Stilregel von Martin Luther, 1483-1546
Reformator & exzellenter Rhetoriker

Einfach klar verständlich, ausdrucksstark

Einfachheit ist der wichtigste Verständlichmacher. Um Menschen mit Texten anzusprechen, muss man ihre Sprache sprechen. Das geht am besten mit einfachen Worten und kurzen Sätzen. Achtung also vor Schachtelsätzen, Abstrakta und Fremdwörtern. Griffig und handfest soll’s sein. Die Ordnung, der Aufbau des Textes muss zudem für den Lesenden immer nachvollziehbar und begreifbar sein. Sonst kommt das Gehirn nicht nach und «hängt ab». Je länger der Text, desto wichtiger wird dieser Punkt.

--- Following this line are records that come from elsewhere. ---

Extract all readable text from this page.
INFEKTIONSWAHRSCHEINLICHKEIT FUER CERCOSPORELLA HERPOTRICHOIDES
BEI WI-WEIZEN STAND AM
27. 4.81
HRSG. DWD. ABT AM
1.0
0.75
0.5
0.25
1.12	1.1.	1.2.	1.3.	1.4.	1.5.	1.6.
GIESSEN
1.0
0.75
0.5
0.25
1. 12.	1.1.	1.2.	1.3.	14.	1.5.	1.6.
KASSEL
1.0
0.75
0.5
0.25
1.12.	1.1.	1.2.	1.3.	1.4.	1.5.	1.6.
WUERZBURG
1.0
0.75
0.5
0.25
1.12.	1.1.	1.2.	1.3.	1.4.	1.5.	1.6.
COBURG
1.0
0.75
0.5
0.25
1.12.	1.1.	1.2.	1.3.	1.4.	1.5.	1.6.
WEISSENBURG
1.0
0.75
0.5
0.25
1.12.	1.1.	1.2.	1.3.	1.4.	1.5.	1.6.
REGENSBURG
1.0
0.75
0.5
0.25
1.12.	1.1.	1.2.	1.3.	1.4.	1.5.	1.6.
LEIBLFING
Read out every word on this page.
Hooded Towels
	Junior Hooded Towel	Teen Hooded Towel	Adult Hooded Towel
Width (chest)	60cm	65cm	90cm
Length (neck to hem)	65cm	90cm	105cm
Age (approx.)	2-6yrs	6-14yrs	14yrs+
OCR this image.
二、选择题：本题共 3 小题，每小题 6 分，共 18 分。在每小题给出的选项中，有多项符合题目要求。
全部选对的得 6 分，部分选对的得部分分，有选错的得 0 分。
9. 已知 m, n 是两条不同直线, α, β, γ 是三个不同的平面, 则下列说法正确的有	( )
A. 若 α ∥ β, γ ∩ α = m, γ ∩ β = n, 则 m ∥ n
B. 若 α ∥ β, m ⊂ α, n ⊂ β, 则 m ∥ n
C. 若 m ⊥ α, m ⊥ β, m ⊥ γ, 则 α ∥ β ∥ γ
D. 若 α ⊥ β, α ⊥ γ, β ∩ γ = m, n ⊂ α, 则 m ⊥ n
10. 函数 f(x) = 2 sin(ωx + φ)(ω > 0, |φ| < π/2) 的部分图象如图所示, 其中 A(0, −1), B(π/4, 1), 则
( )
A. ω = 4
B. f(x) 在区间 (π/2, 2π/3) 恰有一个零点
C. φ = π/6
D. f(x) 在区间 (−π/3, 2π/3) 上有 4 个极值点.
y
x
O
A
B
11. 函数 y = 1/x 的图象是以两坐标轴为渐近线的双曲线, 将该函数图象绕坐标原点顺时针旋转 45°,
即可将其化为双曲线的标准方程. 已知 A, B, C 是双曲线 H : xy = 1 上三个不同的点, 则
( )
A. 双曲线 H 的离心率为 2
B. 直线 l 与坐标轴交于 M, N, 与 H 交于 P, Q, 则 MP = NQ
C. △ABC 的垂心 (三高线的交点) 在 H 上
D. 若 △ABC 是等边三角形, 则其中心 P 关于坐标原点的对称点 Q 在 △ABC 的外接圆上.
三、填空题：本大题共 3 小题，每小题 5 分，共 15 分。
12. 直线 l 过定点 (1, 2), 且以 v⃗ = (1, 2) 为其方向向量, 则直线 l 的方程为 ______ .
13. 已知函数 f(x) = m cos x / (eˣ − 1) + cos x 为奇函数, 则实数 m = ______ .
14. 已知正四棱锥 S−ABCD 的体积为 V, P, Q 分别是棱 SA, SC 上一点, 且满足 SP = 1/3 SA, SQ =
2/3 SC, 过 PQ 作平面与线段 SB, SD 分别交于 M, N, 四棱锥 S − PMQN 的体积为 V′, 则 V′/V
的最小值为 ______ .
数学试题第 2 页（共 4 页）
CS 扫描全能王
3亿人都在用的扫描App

«In der Kürze liegt die Würze!?» Zwischen Kürze und Weitschweifigkeit muss in einem Text ein Mittelweg gefunden werden, der heisst nämlich nicht um jeden Preis «kurz», sondern «knapp». Knapp bedeutet, einmal das Wesentliche zu sagen. Kein Telegrammstil, der den Empfänger überfordert, kein Stakkato, sondern das Wichtigste einmal, knapp, klar und verständlich. Das verbale Dessert der Verständlichkeit ist die Forderung nach «Stimulanz». Stimulanz dient dazu, den Empfänger emotional anzusprechen, anzuregen und zu bewegen. So bleibt zum Beispiel eine bildhafte Sprache länger im Gedächtnis haften.

Angebot

Texte à la carte

Als erfahrener Texter stehe ich Ihnen für alle Arten von Texten zur Verfügung, vom Naming, dem prägnanten Slogan, dem knackigen Blog für den schnellen Lesekonsum bis hin zum persönlichen Liebesbrief und dem ausführlichen Geschäftsbericht. Oder möchten Sie gar ein eigenes Buch schreiben?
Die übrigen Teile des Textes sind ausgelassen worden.